Para todo me hace falta… tiempo. Vía Giphy.

Para mí, plantear propósitos no es proponer grandes cambios. Esos vienen en su momento. Se trata de mejorar, ¿no? De cambiar hábitos, de ejecutar ideas.

Más ejercicio, menos estrés, mejorar mi trabajo… esas son algunas de mis resoluciones, pero cada quien tendrá las suyas. Si te decides a hacer una lista de lo que te propones para este año, trata de acercarte a ellas cada día. Y si en el transcurso de este año se te ocurre otro propósito, no esperes hasta el próximo mes de enero.

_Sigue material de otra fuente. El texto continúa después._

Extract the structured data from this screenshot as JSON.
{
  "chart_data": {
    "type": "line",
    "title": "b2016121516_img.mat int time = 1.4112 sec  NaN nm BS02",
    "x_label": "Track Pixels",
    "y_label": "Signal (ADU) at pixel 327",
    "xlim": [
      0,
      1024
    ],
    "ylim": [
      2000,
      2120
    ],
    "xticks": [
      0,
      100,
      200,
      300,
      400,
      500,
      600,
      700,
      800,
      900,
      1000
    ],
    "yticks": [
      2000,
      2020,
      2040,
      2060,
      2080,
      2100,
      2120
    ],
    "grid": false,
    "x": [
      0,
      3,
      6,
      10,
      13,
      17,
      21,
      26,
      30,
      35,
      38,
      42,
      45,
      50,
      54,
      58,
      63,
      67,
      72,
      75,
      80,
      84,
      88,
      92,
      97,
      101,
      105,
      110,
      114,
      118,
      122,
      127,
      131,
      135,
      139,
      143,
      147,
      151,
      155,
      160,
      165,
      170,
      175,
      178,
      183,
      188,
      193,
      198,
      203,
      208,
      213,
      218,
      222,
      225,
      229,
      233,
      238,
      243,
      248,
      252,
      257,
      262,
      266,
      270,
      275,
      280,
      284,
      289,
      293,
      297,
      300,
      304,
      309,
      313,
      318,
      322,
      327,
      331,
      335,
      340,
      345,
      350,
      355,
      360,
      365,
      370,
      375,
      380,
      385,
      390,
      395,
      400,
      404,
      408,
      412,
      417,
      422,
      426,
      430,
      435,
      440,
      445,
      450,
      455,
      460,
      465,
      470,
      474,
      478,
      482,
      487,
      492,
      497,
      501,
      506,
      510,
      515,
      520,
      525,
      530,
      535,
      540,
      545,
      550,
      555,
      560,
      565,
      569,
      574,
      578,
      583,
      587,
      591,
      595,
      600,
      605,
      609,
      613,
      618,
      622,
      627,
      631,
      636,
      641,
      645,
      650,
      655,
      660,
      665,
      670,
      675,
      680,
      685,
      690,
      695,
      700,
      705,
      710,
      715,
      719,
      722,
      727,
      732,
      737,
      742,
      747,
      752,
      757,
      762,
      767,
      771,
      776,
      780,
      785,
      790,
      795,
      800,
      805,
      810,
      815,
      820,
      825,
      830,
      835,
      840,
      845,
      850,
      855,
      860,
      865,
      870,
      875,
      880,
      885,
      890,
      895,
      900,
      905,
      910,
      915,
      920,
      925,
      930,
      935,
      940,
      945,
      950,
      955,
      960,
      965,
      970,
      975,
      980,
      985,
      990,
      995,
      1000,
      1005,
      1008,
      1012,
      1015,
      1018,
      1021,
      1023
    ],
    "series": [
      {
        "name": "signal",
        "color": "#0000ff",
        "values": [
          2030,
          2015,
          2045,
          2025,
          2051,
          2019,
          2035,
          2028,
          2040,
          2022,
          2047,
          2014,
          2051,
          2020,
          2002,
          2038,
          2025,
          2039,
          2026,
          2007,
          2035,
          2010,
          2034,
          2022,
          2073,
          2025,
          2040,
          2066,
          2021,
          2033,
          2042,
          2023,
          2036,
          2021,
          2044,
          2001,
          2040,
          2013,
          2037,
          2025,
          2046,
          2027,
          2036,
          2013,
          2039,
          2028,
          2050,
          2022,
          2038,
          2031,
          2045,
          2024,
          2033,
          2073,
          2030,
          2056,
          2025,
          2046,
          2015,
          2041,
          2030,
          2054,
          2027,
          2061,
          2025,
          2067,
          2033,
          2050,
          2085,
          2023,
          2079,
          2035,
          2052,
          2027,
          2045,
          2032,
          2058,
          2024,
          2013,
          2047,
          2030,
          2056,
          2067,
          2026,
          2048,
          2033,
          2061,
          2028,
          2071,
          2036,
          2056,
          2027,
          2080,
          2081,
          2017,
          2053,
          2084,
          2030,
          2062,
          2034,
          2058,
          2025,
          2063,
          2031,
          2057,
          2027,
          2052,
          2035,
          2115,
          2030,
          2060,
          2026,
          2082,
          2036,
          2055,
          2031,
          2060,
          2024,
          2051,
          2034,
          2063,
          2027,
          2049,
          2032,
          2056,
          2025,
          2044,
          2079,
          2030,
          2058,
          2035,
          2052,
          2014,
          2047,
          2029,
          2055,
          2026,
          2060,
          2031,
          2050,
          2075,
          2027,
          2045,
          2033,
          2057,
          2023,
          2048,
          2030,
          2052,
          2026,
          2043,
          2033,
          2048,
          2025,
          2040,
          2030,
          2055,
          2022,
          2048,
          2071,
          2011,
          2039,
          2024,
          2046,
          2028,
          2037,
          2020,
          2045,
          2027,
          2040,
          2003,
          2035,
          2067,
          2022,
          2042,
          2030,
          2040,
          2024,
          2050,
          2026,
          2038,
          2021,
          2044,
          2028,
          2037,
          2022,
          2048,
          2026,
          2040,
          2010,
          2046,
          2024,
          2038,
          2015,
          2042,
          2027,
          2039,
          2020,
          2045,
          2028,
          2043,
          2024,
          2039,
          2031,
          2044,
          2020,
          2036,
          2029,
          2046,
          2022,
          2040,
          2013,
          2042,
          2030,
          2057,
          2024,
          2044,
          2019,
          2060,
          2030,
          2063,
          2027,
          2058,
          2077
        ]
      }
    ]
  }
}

Aún no he aprendido a andar en bicicleta, y no puedo tocar el piano, y sigo siendo mala en yoga (prueba de ello es que, cada vez que voy a una clase de yoga, mis profesoras siempre me preguntan si es mi primera clase… mi primera vez fue en 2002)… Pero ahí voy. Porque no se trata de ser perfectos, sino de perfeccionarnos. 

¿Tocar piano? Quién sabe si lo logre este año… pero tal vez después. Vía Giphy.